AI & ETHICS

The 6th Workshop on

“Artificial Intelligence and Ethics”
(AI & ETHICS)

Information Security in Generative A.I.

INTERACTIVE WORKSHOP

Led by Professor John MacIntyre,
Chancellor of University of the Commonwealth of the Caribbean and Visiting Professor, Democratus University of Thrace,
Co Editor-in-Chief, AI and Ethics

Short Bio: Professor John MacIntyre has been working in Artificial Intelligence for more than 30 years, having received his PhD in 1996. He recently retired as Pro Vice Chancellor of the University of Sunderland, UK, where he worked for over 30 years and was Professor of Applied Artificial Intelligence. His is now Visiting Professor of Artificial Intelligence for universities in the UK, Egypt, Greece and New Zealand, and works as a consultant for organisations around the world helping them with their A.I. strategies and plans. He has published more than 150 peer reviewed papers and has given many invited keynote speeches and presentations at conferences, seminars and workshops globally. Since 1996 he has been the Editor-in-Chief of Neural Computing & Applications, published by SpringerNature, one of the world’s leading applied A.I. journals, and in 2020 he established a new journal, AI and Ethics, with his long-standing friend and collaborator Professor Larry Medsker in the United States. Professor MacIntyre is now a passionate advocate for the development of ethical standards in the development of A.I. He is a member of the International Neural Network Society, a Fellow of the Royal Society of Arts and Commerce, a Chartered Engineer, and a Member of the British Computer Society.

      Panel Members     

Professor Larry Medsker

University of Vermont, USA, and Co-Editor-in-Chief, AI and Ethics

Short Bio: Larry Medsker is past Chair of the ACM US Technology Policy Committee, Research Professor of Physics at George Washington University (GWU) and at the University of Vermont. He is also Research Professor in the Human-Technology Collaboration Lab at GWU, and Founding Director of the university’s Master’s Program in Data Science. Medsker serves as Co-Editor-in-Chief of AI and Ethics, Associate Editor of Neural Computing and Applications, and Policy Officer for ACM’s Special Interest Group on Artificial Intelligence (SIGAI). He is the author of four books and over 100 publications on neural networks and the editor of the forthcoming AI and Ethics Handbook, published by Springer Nature in 2026.

Jack Fisher

NASTAAR, UK

Short Bio: Jack is a Solutions Architect at NASSTAR, working with organisations across the UK and as a partner with Microsoft implementing MS Copilot and supporting organisations with their adoption and roll-out of Generative AI technology.

Romit Choudhury

Questa-AI, Luxembourg

Short Bio: Romit is a serial entrepreneur in Health-Tech and AI Agents and Entrepreneur-in-Residence to University of Luxembourg for Parallel Computing. He is part of the senior team at Questa-AI, which is developing technology for anonymisation of data in AI applications.

Professor David Leslie

Director of Ethics and Responsible Innovation Research at The Alan Turing Institute, UK
Professor of Ethics, Technology and Society, Queen Mary University of London

Short Bio: TBA

SYNOPSIS:

This interactive workshop explores the profound ethical dilemmas emerging from information security challenges in Generative AI adoption. As GenAI tools become ubiquitous in research, education, and enterprise, we face urgent questions about responsibility, trust, and the moral obligations of institutions and individuals deploying these technologies.

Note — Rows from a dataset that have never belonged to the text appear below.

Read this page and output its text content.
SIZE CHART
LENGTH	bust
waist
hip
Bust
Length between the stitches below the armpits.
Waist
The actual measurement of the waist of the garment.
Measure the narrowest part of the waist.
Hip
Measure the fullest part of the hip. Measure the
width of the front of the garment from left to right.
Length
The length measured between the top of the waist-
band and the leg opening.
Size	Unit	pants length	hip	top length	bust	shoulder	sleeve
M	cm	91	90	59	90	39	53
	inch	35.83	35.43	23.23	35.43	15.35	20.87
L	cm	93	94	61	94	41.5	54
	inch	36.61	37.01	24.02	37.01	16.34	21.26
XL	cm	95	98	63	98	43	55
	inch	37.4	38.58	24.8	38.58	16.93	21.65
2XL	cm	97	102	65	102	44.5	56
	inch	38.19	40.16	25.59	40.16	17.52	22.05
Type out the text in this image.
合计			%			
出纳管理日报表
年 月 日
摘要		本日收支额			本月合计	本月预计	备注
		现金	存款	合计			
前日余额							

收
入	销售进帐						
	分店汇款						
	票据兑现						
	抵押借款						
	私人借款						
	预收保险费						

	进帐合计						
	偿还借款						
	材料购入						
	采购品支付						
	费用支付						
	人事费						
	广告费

Professor John MacIntyre will give a presentation examining critical ethical dimensions underlying information security in GenAI:

Consent and Transparency: When users unknowingly expose sensitive data to AI systems, who bears ethical responsibility? What obligations do institutions have to inform students, staff, and clients about data risks in AI tools they recommend or require?

Equity and Access: Do robust security measures create a two-tier system where only well-resourced organisations can safely use AI, while others face impossible choices between innovation and security? What are our ethical duties to those who cannot afford secure AI infrastructure?

Trust and Accountability: When AI systems leak confidential research, student data, or proprietary information, where does moral culpability lie—with users, institutions, or AI providers? How do we rebuild trust after breaches?

Professional Ethics: Are professionals who use insecure GenAI tools violating duties of confidentiality to clients, patients, or students? What ethical frameworks should guide AI use in sensitive contexts?

Surveillance and Control: Does institutional monitoring of AI usage to ensure security create new ethical problems around academic freedom, privacy, and surveillance?

Power and Vulnerability: How do security risks disproportionately affect vulnerable populations whose data appears in training sets without consent?

A distinguished panel of three experts will debate these ethical tensions through real-world cases. The workshop concludes with audience Q&A, encouraging vigorous discussion about navigating the moral complexities of securing GenAI in an increasingly AI-dependent world.